How would you organize, store, and disseminate data on 35,000 trans-Atlantic ship crossings that carried over 10 million Africans into slavery between the sixteenth and nineteenth centuries?
The project team of the Trans-Atlantic Slave Trade Database has done just that. Data has been contributed by a few dozen people, and the project team consists of two principal investigators and an entire development team. Five universities are involved internationally, as well as the National Endowment for the Humanities. The end result is a database that allows users to search by (ship) voyage, another database that allows users to estimate the number of people transported, and a third that allows users to explore a database of African names using “name, age, gender, origin, and place of embarkation”.
Users may examine a timeline of the number of captives embarked and disembarked per year, as well as nine maps from the Atlas of the Transatlantic Slave Trade (New Haven, 2010), that show the routes, number of enslaved persons transported, ports, currents, and direction of the voyages.
Figure 1: Screenshot via the Trans-Atlantic Slave Trade Database Introductory Maps page.

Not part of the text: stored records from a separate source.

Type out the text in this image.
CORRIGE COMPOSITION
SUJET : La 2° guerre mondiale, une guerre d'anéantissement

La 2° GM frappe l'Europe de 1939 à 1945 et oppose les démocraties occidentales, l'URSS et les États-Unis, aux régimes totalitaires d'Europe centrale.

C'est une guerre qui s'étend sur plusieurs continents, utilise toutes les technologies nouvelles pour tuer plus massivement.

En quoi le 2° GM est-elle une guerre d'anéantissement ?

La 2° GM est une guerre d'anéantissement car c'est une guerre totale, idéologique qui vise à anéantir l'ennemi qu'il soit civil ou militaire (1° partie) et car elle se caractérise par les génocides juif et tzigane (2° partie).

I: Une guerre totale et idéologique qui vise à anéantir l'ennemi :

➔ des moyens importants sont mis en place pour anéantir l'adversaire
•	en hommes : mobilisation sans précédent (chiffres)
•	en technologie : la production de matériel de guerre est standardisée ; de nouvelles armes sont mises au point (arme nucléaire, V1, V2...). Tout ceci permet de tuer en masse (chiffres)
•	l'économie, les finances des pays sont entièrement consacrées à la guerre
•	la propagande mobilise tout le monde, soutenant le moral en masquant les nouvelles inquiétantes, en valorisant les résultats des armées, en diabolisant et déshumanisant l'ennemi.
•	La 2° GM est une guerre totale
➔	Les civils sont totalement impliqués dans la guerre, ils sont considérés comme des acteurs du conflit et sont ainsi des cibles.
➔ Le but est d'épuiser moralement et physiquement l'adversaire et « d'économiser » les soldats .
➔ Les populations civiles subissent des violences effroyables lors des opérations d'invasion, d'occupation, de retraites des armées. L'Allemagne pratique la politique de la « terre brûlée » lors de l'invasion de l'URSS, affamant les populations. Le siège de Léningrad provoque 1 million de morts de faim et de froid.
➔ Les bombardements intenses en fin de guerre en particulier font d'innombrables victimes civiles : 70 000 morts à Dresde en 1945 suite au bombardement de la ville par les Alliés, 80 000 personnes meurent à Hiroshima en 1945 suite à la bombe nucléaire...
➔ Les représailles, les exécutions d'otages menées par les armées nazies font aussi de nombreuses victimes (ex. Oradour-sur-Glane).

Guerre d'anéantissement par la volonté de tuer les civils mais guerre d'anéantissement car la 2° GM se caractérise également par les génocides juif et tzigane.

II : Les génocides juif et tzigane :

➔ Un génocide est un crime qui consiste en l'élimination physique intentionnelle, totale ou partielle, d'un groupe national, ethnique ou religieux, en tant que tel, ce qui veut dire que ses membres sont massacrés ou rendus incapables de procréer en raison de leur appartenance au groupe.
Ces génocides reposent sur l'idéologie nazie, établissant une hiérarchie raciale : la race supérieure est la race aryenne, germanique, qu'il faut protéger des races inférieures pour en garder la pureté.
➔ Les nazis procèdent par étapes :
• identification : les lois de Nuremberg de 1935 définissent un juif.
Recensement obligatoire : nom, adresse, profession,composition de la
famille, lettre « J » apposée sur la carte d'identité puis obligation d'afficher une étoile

The countries and regions covered in the database include Africa, Europe, Brazil (i.e., “South America”), the Caribbean, and North America. The project team has digitized manuscripts and images of people and places and put those documents online for users to read and view. Other resources available online include lesson plans for grades 6-12, and links to related resources on the Web.
This is a great resource for genealogists, historians, teachers, and anyone who is interested in learning more about the forced migration of Africans to the New World.